Тысяцкий перевел дух и даже обрадовался. Ему было некогда разбирать это дело, и он оставил купцов в порубе для будущего суда князя и митрополита.
— Бери, бери! — охотно говорил он теперь. — Твоя обида, тебе их и держать. Да и корми их сам, у меня двумя ртами меньше!
Епископ коротко и мелко кивал головой, его губы были плотно сжаты, а темные глаза поблескивали, как два мокрых речных камушка. Тысяцкий так и не узнал истинной вины Яруна и Боряты, и епископ Никита очень не хотел, чтобы Вышеня ее узнал.
Тогда неминуемо дойдет до князя и его участие в замысле перевести орду из-под Белгорода под Киев. За такой замысел князь, конечно, снесет головы купцам, но и епископа не похвалит.
— Мое, мое сие дело, — вполголоса подтвердил епископ. Тысяцкий, занятый другими мыслями, не заметил ни блеска его глаз, ни угрожающей многозначительности в голосе. Вышеня был доволен тем, что епископ не отказывается поделиться своим хлебом с горожанами, а два церковных вора его не занимали.
В тот же день гриди тысяцкого притащили Яруна и Боряту из поруба воеводского двора и спустили в поруб епископа. Никита сам смотрел, как над ними опускается дубовая крышка, глуша их вопли, и ключ от замка забрал себе. А наутро челядинцы епископа пошли по посадским концам и улочкам оделять хлебом неимущих. Это отдаляло беду ненадолго, но все же Христовы люди усердно прославляли милосердие своего Бога. Их благодарили, но за спиной ворчали:
— Наш ведь хлеб, нашими руками выращен, на наши подати куплен, а он вот смилостивился! А меньшому нашему уже не поможешь — в скудельнице ему уже не голодно…
Иоанн тоже без устали ходил по дворам, обещая людям утешенье в Царстве Божьем.
— Страдания — удел земной, — говорил он. — Ведь и сам Иисус Христос прошел на земле путь страданий, таких же, как и всяк человек. Терпел он и голод, и холод, и гонения, и тяжкую смерть принял, чтобы своим страданием искупить человеческие грехи. Бог посылает испытания людям, чтобы горем души их очистить и к себе обратить. Сам себя он людям в жертву принес, а себе не требовал в жертву ни серебра, ни плодов, ни крови — одной только веры. Верою же этой души спасаются. Кто поверит, тот спасется.

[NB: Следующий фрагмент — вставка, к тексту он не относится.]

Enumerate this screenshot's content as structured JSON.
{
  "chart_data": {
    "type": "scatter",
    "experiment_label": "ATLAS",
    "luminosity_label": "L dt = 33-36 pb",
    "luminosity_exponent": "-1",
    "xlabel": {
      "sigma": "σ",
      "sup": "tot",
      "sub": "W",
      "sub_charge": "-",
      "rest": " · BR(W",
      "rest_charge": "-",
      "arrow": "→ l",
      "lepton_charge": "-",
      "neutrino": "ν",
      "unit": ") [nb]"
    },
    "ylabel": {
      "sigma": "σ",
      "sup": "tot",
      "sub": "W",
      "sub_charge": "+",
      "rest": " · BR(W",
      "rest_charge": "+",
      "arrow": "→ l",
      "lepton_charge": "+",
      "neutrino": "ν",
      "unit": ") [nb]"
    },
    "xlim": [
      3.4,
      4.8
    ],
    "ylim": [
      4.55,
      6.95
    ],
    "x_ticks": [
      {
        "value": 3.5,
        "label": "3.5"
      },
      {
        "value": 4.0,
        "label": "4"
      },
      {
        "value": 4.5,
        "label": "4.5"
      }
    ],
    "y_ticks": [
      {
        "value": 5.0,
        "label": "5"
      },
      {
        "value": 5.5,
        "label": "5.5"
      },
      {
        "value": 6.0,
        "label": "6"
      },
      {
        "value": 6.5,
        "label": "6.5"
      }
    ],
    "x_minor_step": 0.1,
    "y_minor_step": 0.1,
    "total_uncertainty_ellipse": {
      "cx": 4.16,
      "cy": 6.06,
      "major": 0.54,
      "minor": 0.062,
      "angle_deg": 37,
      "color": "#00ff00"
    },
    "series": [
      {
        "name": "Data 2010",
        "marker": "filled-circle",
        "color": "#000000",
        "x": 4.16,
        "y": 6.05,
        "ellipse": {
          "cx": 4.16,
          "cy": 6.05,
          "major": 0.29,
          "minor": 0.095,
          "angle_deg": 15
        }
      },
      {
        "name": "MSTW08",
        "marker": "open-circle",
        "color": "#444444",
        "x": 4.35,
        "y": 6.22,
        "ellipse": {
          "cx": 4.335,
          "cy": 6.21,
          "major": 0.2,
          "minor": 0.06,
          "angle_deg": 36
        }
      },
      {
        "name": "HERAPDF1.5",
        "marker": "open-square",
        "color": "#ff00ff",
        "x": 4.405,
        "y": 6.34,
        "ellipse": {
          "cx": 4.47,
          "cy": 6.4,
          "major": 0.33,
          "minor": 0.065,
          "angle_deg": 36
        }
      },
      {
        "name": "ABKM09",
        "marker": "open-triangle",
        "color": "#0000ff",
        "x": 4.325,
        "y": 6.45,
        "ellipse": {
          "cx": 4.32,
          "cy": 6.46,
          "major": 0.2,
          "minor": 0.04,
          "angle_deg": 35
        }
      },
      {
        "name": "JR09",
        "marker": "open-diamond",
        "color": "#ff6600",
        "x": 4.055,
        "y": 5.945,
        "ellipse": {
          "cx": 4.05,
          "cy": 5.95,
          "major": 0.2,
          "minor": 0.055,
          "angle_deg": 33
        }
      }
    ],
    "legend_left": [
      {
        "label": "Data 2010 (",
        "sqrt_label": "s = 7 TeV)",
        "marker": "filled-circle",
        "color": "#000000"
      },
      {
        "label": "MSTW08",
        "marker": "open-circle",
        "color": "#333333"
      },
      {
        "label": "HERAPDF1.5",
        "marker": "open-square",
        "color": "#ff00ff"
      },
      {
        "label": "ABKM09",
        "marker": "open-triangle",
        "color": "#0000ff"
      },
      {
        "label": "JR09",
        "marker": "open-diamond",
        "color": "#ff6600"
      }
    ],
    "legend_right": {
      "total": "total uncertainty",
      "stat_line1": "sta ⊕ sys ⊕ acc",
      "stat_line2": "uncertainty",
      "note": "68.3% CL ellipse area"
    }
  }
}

И теперь его слушали внимательнее, чем прежде, слова его легче находили дорогу к умам и сердцам белгородцев. Иисус Христос — бог обиженных и беззащитных в земном мире, и теперь, перед лицом страшной беды, учение его становилось понятнее и ближе каждому. Иной раз Иоанн и Обережа встречались и вместе сидели за пустым столом в полуземлянке Окольного города, и им не о чем было спорить. Оба они хотели ободрить и утешить, только один искал силы и опоры в родной земле, а другой — в высоком небе. И те, кто слушал их, слышали голоса земли и неба, Великой Матери Макоши и Искупителя Христа, и голоса их сплетались в новую, не слыханную никем еще высокую и сильную песнь.
* * *
В один из тяжких дней осады Радча ушел из дому — не было сил слушать причитания невесток, нагоняющие смертную тоску. Он заглянул во двор к Надеже, но никого там не нашел, и отправился к Обереже.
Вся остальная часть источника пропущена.